Prorogato poi il contributo straordinario. Con uno stanziamento di 3,4 miliardi di euro è stato prorogato fino al 31 dicembre 2022 il contributo straordinario, sotto forma di credito d’imposta, a favore delle imprese e delle attività come bar, ristoranti ed esercizi commerciali per l’acquisto di energia elettrica e gas naturale. Confermate le aliquote potenziate del credito di imposta pari al 40% per le imprese energivore e gasivore e al 30% per imprese piccole che usano energia con potenza a partire dai 4,5 kW.
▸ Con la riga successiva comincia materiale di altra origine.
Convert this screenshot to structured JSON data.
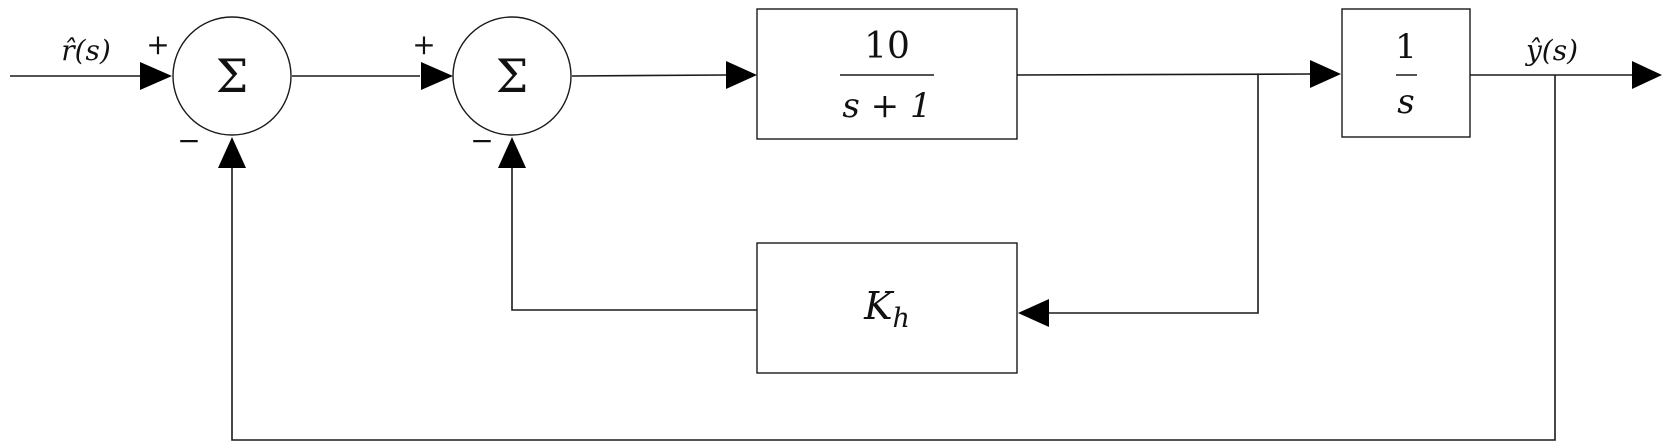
{
  "input_signal": {
    "label": "r̂(s)"
  },
  "output_signal": {
    "label": "ŷ(s)"
  },
  "summing_junction_1": {
    "symbol": "Σ",
    "plus_sign": "+",
    "minus_sign": "−"
  },
  "summing_junction_2": {
    "symbol": "Σ",
    "plus_sign": "+",
    "minus_sign": "−"
  },
  "plant_block": {
    "numerator": "10",
    "denominator": "s + 1"
  },
  "integrator_block": {
    "numerator": "1",
    "denominator": "s"
  },
  "feedback_block": {
    "gain_symbol": "K",
    "gain_subscript": "h"
  }
}
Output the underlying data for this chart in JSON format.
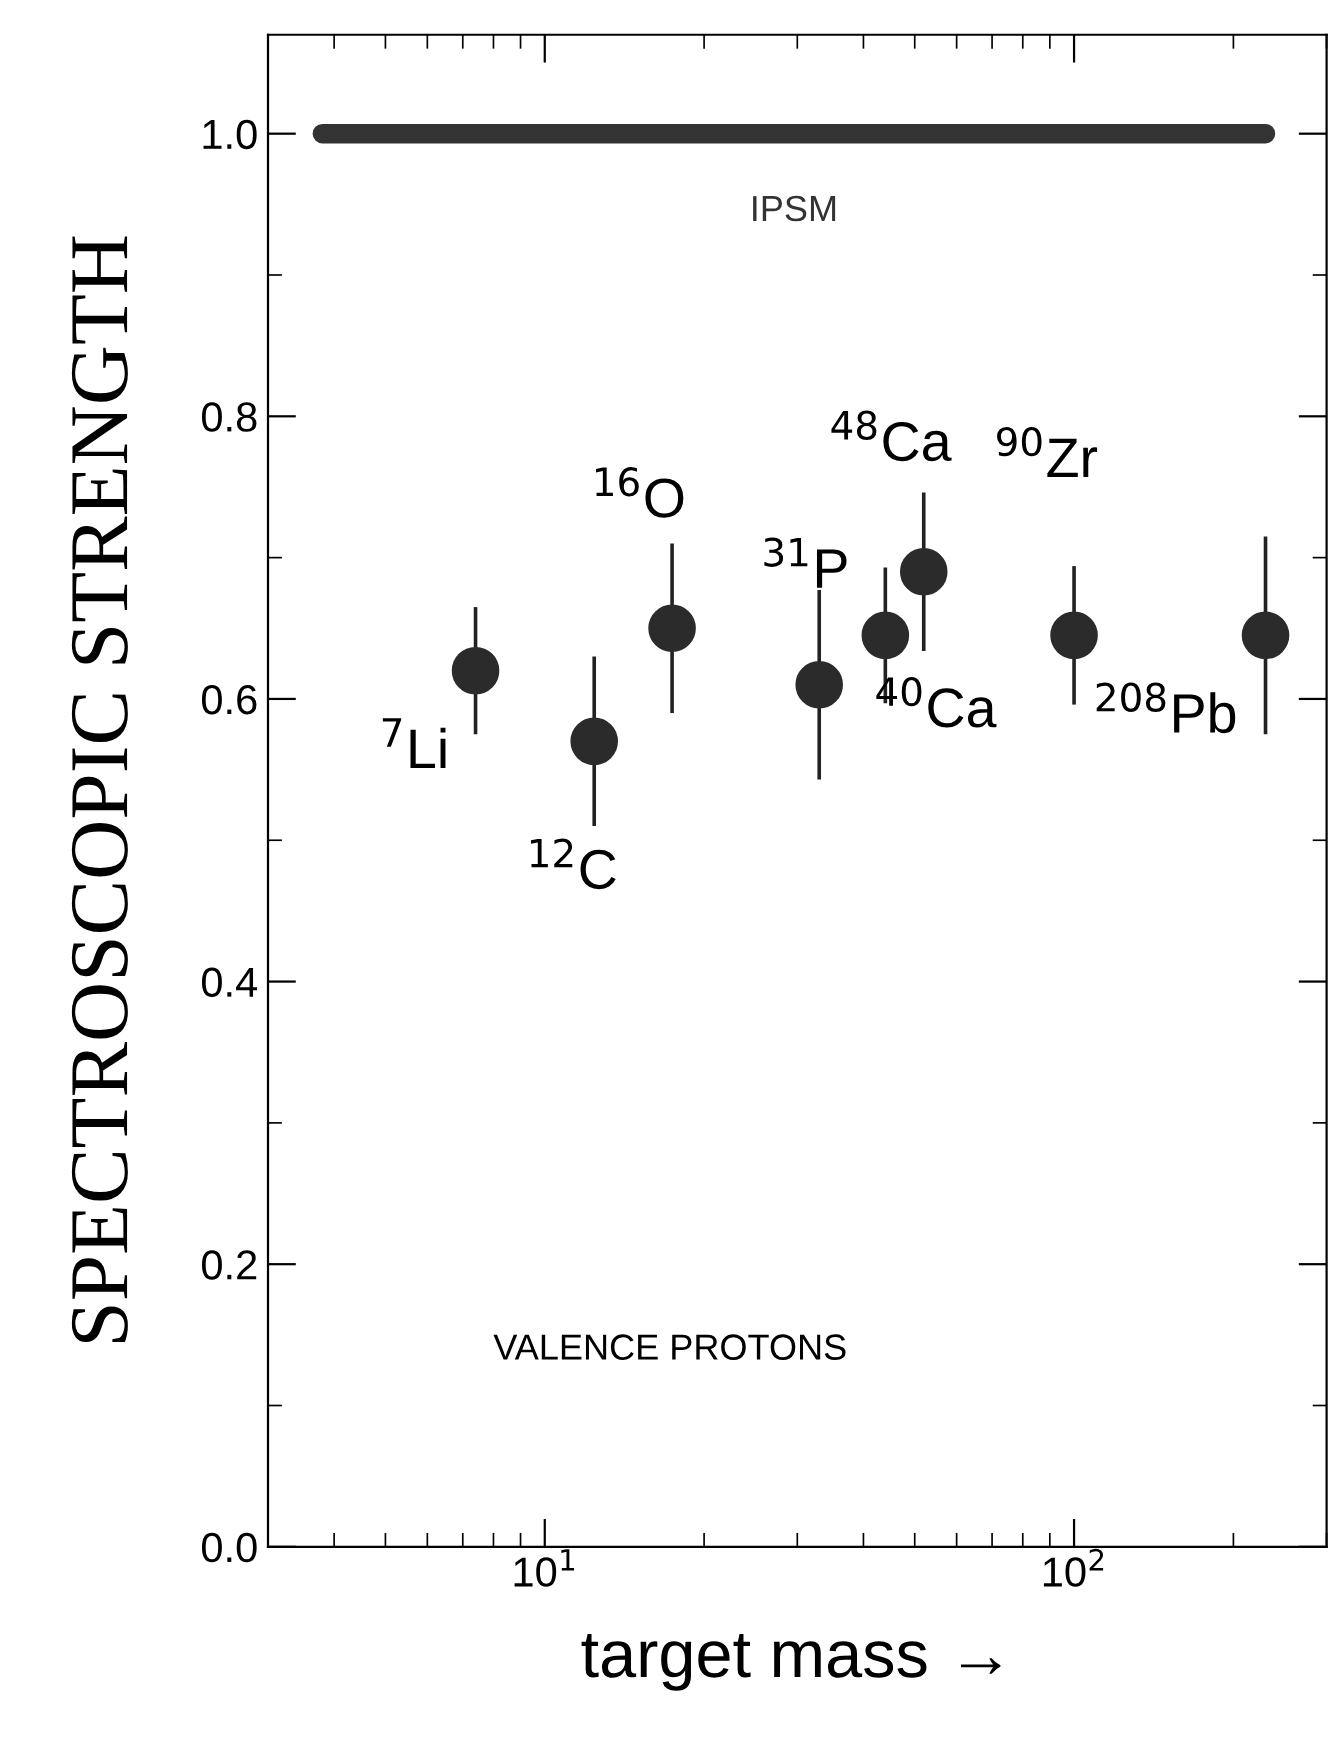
{
  "chart_data": {
    "type": "scatter",
    "xlabel": "target mass →",
    "ylabel": "SPECTROSCOPIC STRENGTH",
    "log": "x",
    "xlim": [
      3,
      300
    ],
    "xticks": [
      {
        "value": 10,
        "label": "10$^{1}$"
      },
      {
        "value": 100,
        "label": "10$^{2}$"
      }
    ],
    "ylim": [
      0,
      1.07
    ],
    "yticks": [
      {
        "value": 0,
        "label": "0.0"
      },
      {
        "value": 0.2,
        "label": "0.2"
      },
      {
        "value": 0.4,
        "label": "0.4"
      },
      {
        "value": 0.6,
        "label": "0.6"
      },
      {
        "value": 0.8,
        "label": "0.8"
      },
      {
        "value": 1.0,
        "label": "1.0"
      }
    ],
    "grid": false,
    "legend": false,
    "series": [
      {
        "type": "line",
        "name": "IPSM",
        "color": "#333333",
        "x": [
          3.8,
          230
        ],
        "values": [
          1.0,
          1.0
        ],
        "marker": "none",
        "line_style": "solid"
      },
      {
        "color": "#2b2b2b",
        "marker": "circle",
        "x": [
          7.4,
          12.4,
          17.4,
          33,
          44,
          52,
          100,
          230
        ],
        "values": [
          0.62,
          0.57,
          0.65,
          0.61,
          0.645,
          0.69,
          0.645,
          0.645
        ],
        "errors": [
          0.045,
          0.06,
          0.06,
          0.067,
          0.048,
          0.056,
          0.049,
          0.07
        ]
      }
    ],
    "annotations": [
      {
        "text": "$^{7}$Li",
        "x": 7.4,
        "y": 0.62
      },
      {
        "text": "$^{12}$C",
        "x": 12.4,
        "y": 0.57
      },
      {
        "text": "$^{16}$O",
        "x": 17.4,
        "y": 0.65
      },
      {
        "text": "$^{31}$P",
        "x": 33,
        "y": 0.61
      },
      {
        "text": "$^{40}$Ca",
        "x": 44,
        "y": 0.645
      },
      {
        "text": "$^{48}$Ca",
        "x": 52,
        "y": 0.69
      },
      {
        "text": "$^{90}$Zr",
        "x": 100,
        "y": 0.645
      },
      {
        "text": "$^{208}$Pb",
        "x": 230,
        "y": 0.645
      },
      "VALENCE PROTONS"
    ]
  }
}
Arriva anche la norma per innalzare dal primo gennaio 2023 la soglia per il pagamento in contanti da 1.000 a 5.000 euro.
Sale da 600 a 3000 euro il tetto per i “fringe benefit” esentasse. La misura, già prevista dal dl aiuti ter del governo Draghi, viene potenziata dal nuovo decreto, secondo cui i premi e i rimborsi ricevuto dal datore di lavoro per il pagamento delle bollette non rientreranno nel calcolo del reddito fintanto che ricadano nel limite stabilito. Per il settore dello spettacolo (cinema, teatri, sale per concerti) non è dovuta la seconda rata IMU per gli immobili, a condizione che i proprietari siano anche gestori delle attività. Abolita anche l’imposta di bollo per le richieste di aiuto da parte delle popolazioni colpite da calamità.
Arriva anche la norma sblocca-trivelle: sono previste inoltre, al fine di incrementare la produzione nazionale di gas naturale, l’aumento delle quantità estratte da coltivazioni esistenti in zone di mare e l’autorizzazione di nuove concessioni tra le 9 e le 12 miglia.